Сзади Колобком подкатилась Дорис:
– Не горюй, Кевин, удар ты отбил мастерски. Просто Хэнк словил потрясающе.
– А!.. Не в этом дело… – Кевин расстроено потер лоб.
– Да, конечно. – Дорис положила руку ему на плечо. – Понимаю.
Ничего-то она не понимала; и не собиралась понимать. Когда люди так говорят, они чаще всего имеют в виду совсем иное. Кевин знал, что подразумевала Дорис. Он шумно выдохнул, чувствуя ее руку на своем плече, и кивнул, глядя вниз, будто соглашаясь в чем-то с подкрашенным кирпичной крошкой, запыленным цементом площадки.
Празднование перевалило за вторую половину дня; появился оркестр, и начались танцы. Кевин принял еще пару стаканчиков, а затем тихонько ускользнул к своей машине, отцепил тележку и залез на седло.

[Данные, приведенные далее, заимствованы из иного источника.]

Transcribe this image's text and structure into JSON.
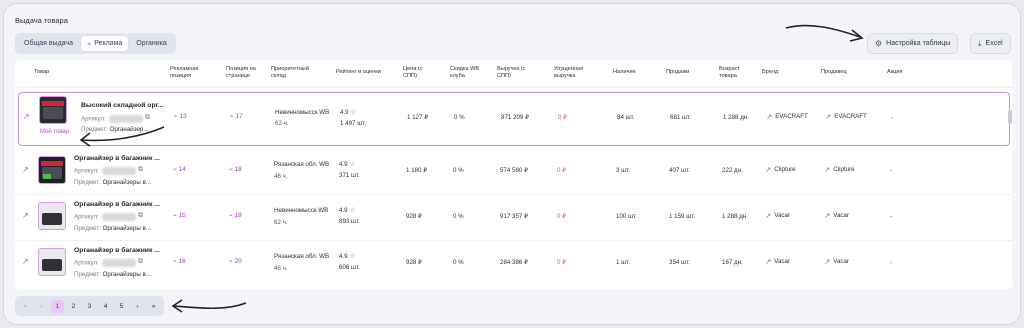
{
  "page": {
    "title": "Выдача товара"
  },
  "tabs": [
    {
      "label": "Общая выдача",
      "icon": ""
    },
    {
      "label": "Реклама",
      "icon": "link-icon"
    },
    {
      "label": "Органика",
      "icon": ""
    }
  ],
  "toolbar": {
    "settings_label": "Настройка таблицы",
    "excel_label": "Excel"
  },
  "columns": {
    "product": "Товар",
    "ad_pos": "Рекламная позиция",
    "page_pos": "Позиция на странице",
    "warehouse": "Приоритетный склад",
    "rating": "Рейтинг и оценки",
    "price": "Цена (с СПП)",
    "discount": "Скидка WB клуба",
    "revenue": "Выручка (с СПП)",
    "lost": "Упущенная выручка",
    "stock": "Наличие",
    "sales": "Продажи",
    "age": "Возраст товара",
    "brand": "Бренд",
    "seller": "Продавец",
    "promo": "Акция"
  },
  "labels": {
    "article": "Артикул:",
    "subject": "Предмет:",
    "my_product": "Мой товар"
  },
  "rows": [
    {
      "name": "Высокий складной орг...",
      "subject": "Органайзер...",
      "ad_pos": "13",
      "page_pos": "17",
      "warehouse": "Невинномысск WB",
      "hours": "62 ч.",
      "rating": "4.9",
      "reviews": "1 497 шт.",
      "price": "1 127 ₽",
      "discount": "0 %",
      "revenue": "871 209 ₽",
      "lost": "0 ₽",
      "stock": "84 шт.",
      "sales": "681 шт.",
      "age": "1 288 дн.",
      "brand": "EVACRAFT",
      "seller": "EVACRAFT",
      "promo": "-"
    },
    {
      "name": "Органайзер в багажник ...",
      "subject": "Органайзеры в...",
      "ad_pos": "14",
      "page_pos": "18",
      "warehouse": "Рязанская обл. WB",
      "hours": "46 ч.",
      "rating": "4.9",
      "reviews": "371 шт.",
      "price": "1 180 ₽",
      "discount": "0 %",
      "revenue": "574 580 ₽",
      "lost": "0 ₽",
      "stock": "3 шт.",
      "sales": "407 шт.",
      "age": "222 дн.",
      "brand": "Clipture",
      "seller": "Clipture",
      "promo": "-"
    },
    {
      "name": "Органайзер в багажник ...",
      "subject": "Органайзеры в...",
      "ad_pos": "15",
      "page_pos": "19",
      "warehouse": "Невинномысск WB",
      "hours": "62 ч.",
      "rating": "4.9",
      "reviews": "893 шт.",
      "price": "928 ₽",
      "discount": "0 %",
      "revenue": "917 357 ₽",
      "lost": "0 ₽",
      "stock": "100 шт.",
      "sales": "1 159 шт.",
      "age": "1 288 дн.",
      "brand": "Vacar",
      "seller": "Vacar",
      "promo": "-"
    },
    {
      "name": "Органайзер в багажник ...",
      "subject": "Органайзеры в...",
      "ad_pos": "16",
      "page_pos": "20",
      "warehouse": "Рязанская обл. WB",
      "hours": "46 ч.",
      "rating": "4.9",
      "reviews": "606 шт.",
      "price": "928 ₽",
      "discount": "0 %",
      "revenue": "284 386 ₽",
      "lost": "0 ₽",
      "stock": "1 шт.",
      "sales": "354 шт.",
      "age": "167 дн.",
      "brand": "Vacar",
      "seller": "Vacar",
      "promo": "-"
    }
  ],
  "pagination": {
    "first": "«",
    "prev": "‹",
    "pages": [
      "1",
      "2",
      "3",
      "4",
      "5"
    ],
    "next": "›",
    "last": "»",
    "current": "1"
  },
  "colors": {
    "accent": "#b04fc4",
    "highlight_border": "#cf8de0",
    "lost_revenue": "#e05252",
    "active_page_bg": "#ecc7f5"
  }
}
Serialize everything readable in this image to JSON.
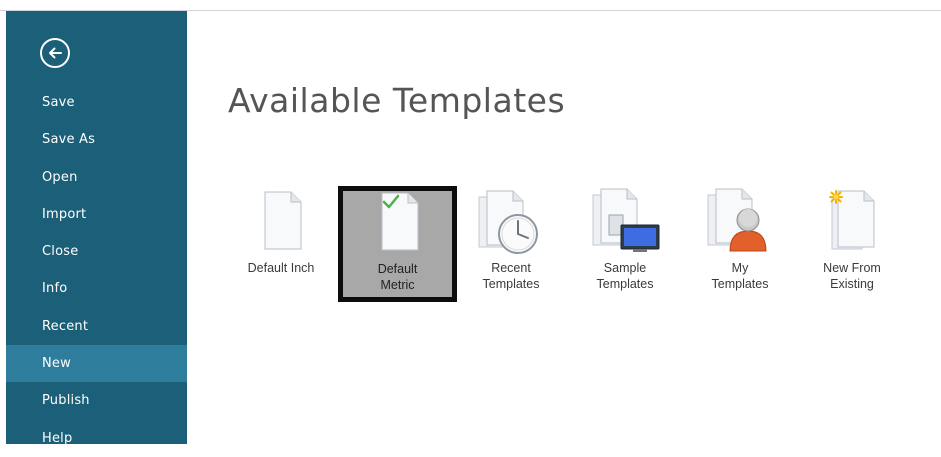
{
  "sidebar": {
    "back_icon": "back-arrow-icon",
    "items": [
      {
        "label": "Save"
      },
      {
        "label": "Save As"
      },
      {
        "label": "Open"
      },
      {
        "label": "Import"
      },
      {
        "label": "Close"
      },
      {
        "label": "Info"
      },
      {
        "label": "Recent"
      },
      {
        "label": "New",
        "active": true
      },
      {
        "label": "Publish"
      },
      {
        "label": "Help"
      }
    ]
  },
  "main": {
    "title": "Available Templates",
    "templates": [
      {
        "label": "Default Inch",
        "icon": "blank-document-icon"
      },
      {
        "label": "Default\nMetric",
        "icon": "checked-document-icon",
        "selected": true
      },
      {
        "label": "Recent\nTemplates",
        "icon": "clock-documents-icon"
      },
      {
        "label": "Sample\nTemplates",
        "icon": "monitor-documents-icon"
      },
      {
        "label": "My\nTemplates",
        "icon": "user-documents-icon"
      },
      {
        "label": "New From\nExisting",
        "icon": "sparkle-document-icon"
      }
    ]
  },
  "colors": {
    "sidebar_bg": "#1b5f79",
    "sidebar_active": "#2f7d9c",
    "selected_tile_bg": "#a8a8a8",
    "selected_tile_border": "#0d0d0d"
  }
}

Настроение было подавленное. В основном из-за Тома. Не хватало бесед с ним, не хватало его морщинистой – лучистой! – усмешки: «Перестань пучить глаза, Кевин. Ты воспринимаешь все слишком всерьез». Том бы сказал ему, что 994 на самом деле лучше, чем 1000. Неужели правда, что больше никогда ему не поговорить с Томом? Потеря… Такая, что даже трудно представить.
Кевин спускался с Редхилла, снедаемый такими мыслями, тоскуя от того, что ничего нельзя исправить. Потеря Тома – самое худшее из всего, что произошло, что обвалилось на Кевина. Потому что потеря эта невосполнима. Жизни – как листья. Ах, как Кевин нуждался в беседах с Томом, в его советах и шутках, байках и чудачествах!..
– Деда… – прошептал Кевин, взял руль низким хватом, как гонщик, встал на педалях, словно в стременах, и яростно заработал ногами, изо всех сил поддергивая одну педаль за ремешок застежки-туклипса и обрушиваясь одновременно на другую.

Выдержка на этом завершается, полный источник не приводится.